Diabetes mellitus and idiopathic pulmonary fibrosis: a Mendelian randomization study

Author:

Kang Quou,Ren Jing,Cong Jinpeng,Yu Wencheng

Abstract

Abstract Background The question as to whether or not diabetes mellitus increases the risk of idiopathic pulmonary fibrosis (IPF) remains controversial. This study aimed to investigate the causal association between type 1 diabetes (T1D), type 2 diabetes (T2D), and IPF using Mendelian randomization (MR) analysis. Methods We used two-sample univariate and multivariate MR (MVMR) analyses to investigate the causal relationship between T1D or T2D and IPF. We obtained genome-wide association study (GWAS) data for T1D and T2D from the European Bioinformatics Institute, comprising 29,652 T1D samples and 101,101 T1D single nucleotide polymorphisms (SNPs) and 655,666 T2D samples and 5,030,727 T2D SNPs. We also used IPF GWAS data from the FinnGen Biobank comprising 198,014 IPF samples and 16,380,413 IPF SNPs.
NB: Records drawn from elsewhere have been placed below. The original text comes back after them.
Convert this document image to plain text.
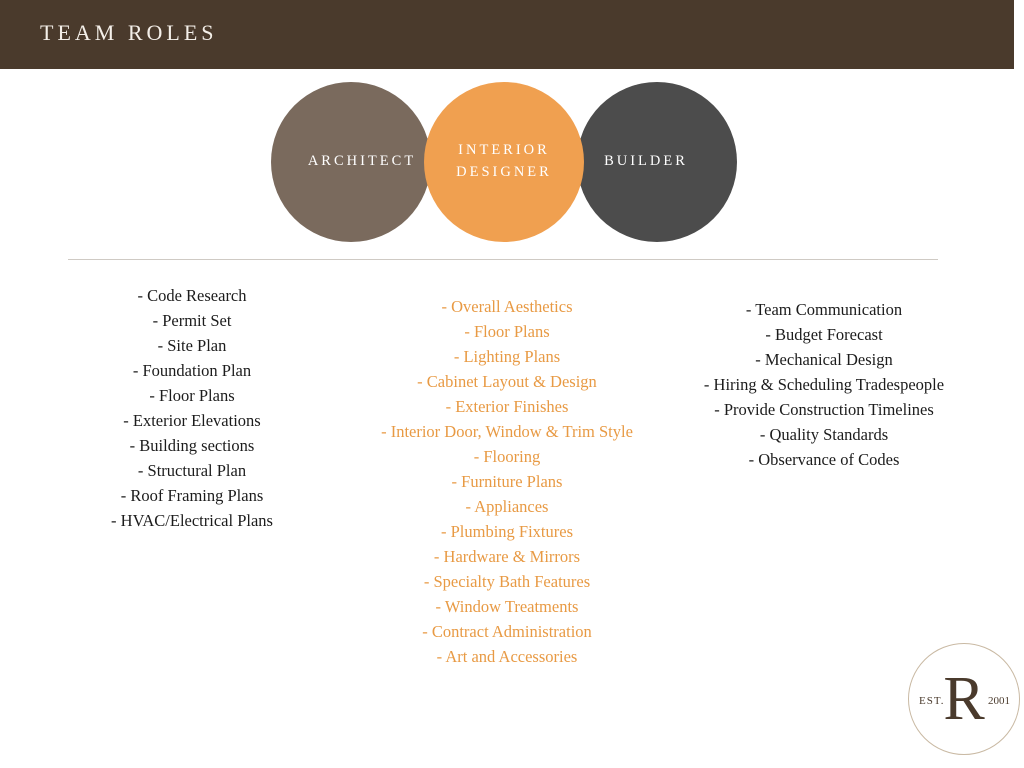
TEAM ROLES
ARCHITECT	BUILDER
INTERIOR DESIGNER
- Code Research
- Permit Set
- Site Plan
- Foundation Plan
- Floor Plans
- Exterior Elevations
- Building sections
- Structural Plan
- Roof Framing Plans
- HVAC/Electrical Plans
- Overall Aesthetics
- Floor Plans
- Lighting Plans
- Cabinet Layout & Design
- Exterior Finishes
- Interior Door, Window & Trim Style
- Flooring
- Furniture Plans
- Appliances
- Plumbing Fixtures
- Hardware & Mirrors
- Specialty Bath Features
- Window Treatments
- Contract Administration
- Art and Accessories
- Team Communication
- Budget Forecast
- Mechanical Design
- Hiring & Scheduling Tradespeople
- Provide Construction Timelines
- Quality Standards
- Observance of Codes
R
EST.	2001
All cases and controls in these datasets were derived exclusively from European populations. In the univariate MR analysis, we employed inverse variance-weighted (IVW), weighted median (WM), and MR-Egger regression methods. For the MVMR analysis, we used the multivariate IVW method primarily, and supplemented it with multivariate MR-Egger and multivariate MR- least absolute shrinkage and selection operator methods. Heterogeneity tests were conducted using the MR-IVW and MR-Egger regression methods, whereas pleiotropic effects were assessed using the MR-Egger intercept. The results of MR and sensitivity analyses were visualized using forest, scatter, leave-one-out, and funnel plots. Results Univariate MR revealed a significant causal relationship between T1D and IPF (OR = 1.118, 95% CI = 1.021–1.225, P = 0.016); however, no significant causal relationship was found between T2D and IPF (OR = 0.911, 95% CI = 0.796–1.043, P = 0.178). MVMR analysis further confirmed a causal association between T1D and IPF (OR = 1.133, 95% CI = 1.011–1.270, P = 0.032), but no causal relationship between T2D and IPF (OR = 1.009, 95% CI = 0.790–1.288, P = 0.950). Sensitivity analysis results validated the stability and reliability of our findings. Conclusion Univariate and multivariate analyses demonstrated a causal relationship between T1D and IPF, whereas no evidence was found to support a causal relationship between T2D and IPF. Therefore, in clinical practice, patients with T1D should undergo lung imaging for early detection of IPF.